# Interesting survey..



## bullethead (Oct 10, 2016)

> Survey Finds Most American Christians Are Actually Heretics
> 
> Americans talking about theology sound about as competent as country singers rapping



http://thefederalist.com/2016/10/10/survey-finds-american-christians-actually-heretics/?ref=yfp


----------



## centerpin fan (Oct 10, 2016)

An excellent and completely unsurprising article.


----------



## centerpin fan (Oct 10, 2016)

This quote caught my eye:



> Former Newsday religion reporter Kenneth Briggs recently told Religion News Service that the faith he finds in “mega-type churches” is a “Bible-less,” “alternative version of Christianity.” Scripture, he says, has become “a museum exhibit, hallowed as a treasure but enigmatic and untouched.”



This reminded me of a recent moment of channel-surfing.  I was flipping through the channels, and the listing for Andy Stanley's telecast popped up.  (Andy is pastor of Northpoint, one of the biggest mega-churches in the country.)

What struck me was how incredibly vague the description of the show was.  There was absolutely no mention of Christianity.  If I didn't know who AS is, I'd have no idea this was a telecast of a sermon.  I can't remember the exact description, but it was very similar to what's on their website:



> Your Move with Andy Stanley is a worldwide exporter of innovative ideas designed to simplify and enhance life for its audience. We want to help people make better decisions and live with fewer regrets.



http://yourmove.is/

I've never been to Northpoint, but I really doubt it could be described as "Bible-less".  (His dad's church could certainly never be described that way.)  However, is the gospel all about "innovative ideas designed to simplify and enhance life for its audience"?


----------



## rjcruiser (Oct 10, 2016)

centerpin fan said:


> This quote caught my eye:
> 
> 
> 
> ...




There are a lot of interesting statistics about the amount of people in the US that claim to be Christians yet don't have a clue about any of it.  

And as far as Andy Stanley, I've never been to NorthPoint either.  I will say, he's said a few things over the past few months that have gotten him in a bit of trouble in more conservative Christian circles.  He's tried to walk some of the comments back and tried to explain what he meant, but they were a bit unsettling imo.


----------



## 660griz (Oct 11, 2016)

Now, if we could just get Islam to ignore more of the Quran...


----------



## jmharris23 (Oct 14, 2016)

660griz said:


> Now, if we could just get Islam to ignore more of the Quran...



There's always hope....but the Muslims don't cave as easily as the Christians.


----------



## Miguel Cervantes (Oct 14, 2016)

centerpin fan said:


> This quote caught my eye:
> 
> 
> 
> This reminded me of a recent moment of channel-surfing.  I was flipping through the channels, and the listing for Andy Stanley's telecast popped up.  (Andy is pastor of Northpoint, one of the biggest mega-churches in the country.)
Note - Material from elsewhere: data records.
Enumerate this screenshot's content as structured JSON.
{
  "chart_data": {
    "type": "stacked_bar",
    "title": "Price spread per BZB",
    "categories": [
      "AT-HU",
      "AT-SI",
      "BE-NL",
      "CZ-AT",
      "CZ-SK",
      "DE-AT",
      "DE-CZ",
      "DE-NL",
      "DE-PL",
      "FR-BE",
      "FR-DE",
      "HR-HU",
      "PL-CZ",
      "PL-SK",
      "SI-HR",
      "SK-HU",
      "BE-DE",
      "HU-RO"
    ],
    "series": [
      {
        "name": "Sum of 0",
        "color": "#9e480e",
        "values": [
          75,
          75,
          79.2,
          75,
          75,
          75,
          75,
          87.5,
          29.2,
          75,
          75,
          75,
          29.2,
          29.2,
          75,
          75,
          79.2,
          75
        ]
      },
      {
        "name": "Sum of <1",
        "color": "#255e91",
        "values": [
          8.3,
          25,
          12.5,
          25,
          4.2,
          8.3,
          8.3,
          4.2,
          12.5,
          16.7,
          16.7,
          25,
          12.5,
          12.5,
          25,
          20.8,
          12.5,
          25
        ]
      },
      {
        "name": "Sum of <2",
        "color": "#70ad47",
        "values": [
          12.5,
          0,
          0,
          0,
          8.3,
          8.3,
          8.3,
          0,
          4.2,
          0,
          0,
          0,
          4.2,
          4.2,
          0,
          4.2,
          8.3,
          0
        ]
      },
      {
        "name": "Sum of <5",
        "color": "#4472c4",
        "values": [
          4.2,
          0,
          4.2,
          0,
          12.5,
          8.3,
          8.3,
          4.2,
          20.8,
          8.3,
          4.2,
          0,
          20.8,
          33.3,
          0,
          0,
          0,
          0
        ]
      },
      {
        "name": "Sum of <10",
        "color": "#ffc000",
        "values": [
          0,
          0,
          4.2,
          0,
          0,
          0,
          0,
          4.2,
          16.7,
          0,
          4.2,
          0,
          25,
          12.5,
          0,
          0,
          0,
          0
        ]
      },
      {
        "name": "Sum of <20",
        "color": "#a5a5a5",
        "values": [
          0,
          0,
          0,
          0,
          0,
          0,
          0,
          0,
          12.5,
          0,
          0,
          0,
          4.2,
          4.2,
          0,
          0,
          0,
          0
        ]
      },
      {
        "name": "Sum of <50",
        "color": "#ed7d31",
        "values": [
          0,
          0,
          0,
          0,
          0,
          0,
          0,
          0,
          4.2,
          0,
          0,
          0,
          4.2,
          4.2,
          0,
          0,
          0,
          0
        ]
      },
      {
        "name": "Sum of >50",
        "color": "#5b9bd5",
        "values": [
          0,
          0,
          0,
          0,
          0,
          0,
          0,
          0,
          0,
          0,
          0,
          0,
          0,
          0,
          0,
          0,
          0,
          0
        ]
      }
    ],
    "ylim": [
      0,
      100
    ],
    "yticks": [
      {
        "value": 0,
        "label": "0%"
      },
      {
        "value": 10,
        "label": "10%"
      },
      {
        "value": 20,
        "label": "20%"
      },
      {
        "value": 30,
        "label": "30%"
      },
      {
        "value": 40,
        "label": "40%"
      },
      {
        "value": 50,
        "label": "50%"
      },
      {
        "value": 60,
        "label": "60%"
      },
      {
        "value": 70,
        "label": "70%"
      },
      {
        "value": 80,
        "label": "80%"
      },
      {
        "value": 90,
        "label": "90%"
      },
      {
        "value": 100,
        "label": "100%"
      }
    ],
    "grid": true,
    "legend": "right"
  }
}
I suppose one has to first define "mega-churches"


----------



## jmharris23 (Oct 14, 2016)

Believe me....as a pastor in a Christian church, this doesn't surprise me in even the least little way.


----------



## centerpin fan (Oct 14, 2016)

Miguel Cervantes said:


> I suppose one has to first define "mega-churches"



My rough definition:  over 10,000 in weekly attendance and multiple locations.


----------



## centerpin fan (Oct 14, 2016)

jmharris23 said:


> Believe me....as a pastor in a Christian church, this doesn't surprise me in even the least little way.



I knew it wouldn't.  Do you have an explanation for the ignorance of many Christians?


----------



## jmharris23 (Oct 14, 2016)

centerpin fan said:


> I knew it wouldn't.  Do you have an explanation for the ignorance of many Christians?



Yes....mostly they don't read their bible. 

Secondly, because they don't read their bible, IF they go to a church, it is often one that preaches an extra biblical message on topics such as ....How to Have a Happy______, 5 Keys to a great Sex Life, How to Keep Your Children From Hating You, and many other exciting topics!


----------



## Miguel Cervantes (Oct 14, 2016)

centerpin fan said:


> My rough definition:  over 10,000 in weekly attendance and multiple locations.



Excellent starting point. Given a baseline such as that we can now start picking them one at a time from this data sheet and exploring their doctrine and how the OP data compares to the real world results of our findings. 

https://en.wikipedia.org/wiki/List_of_the_largest_Protestant_churches_in_the_United_States


----------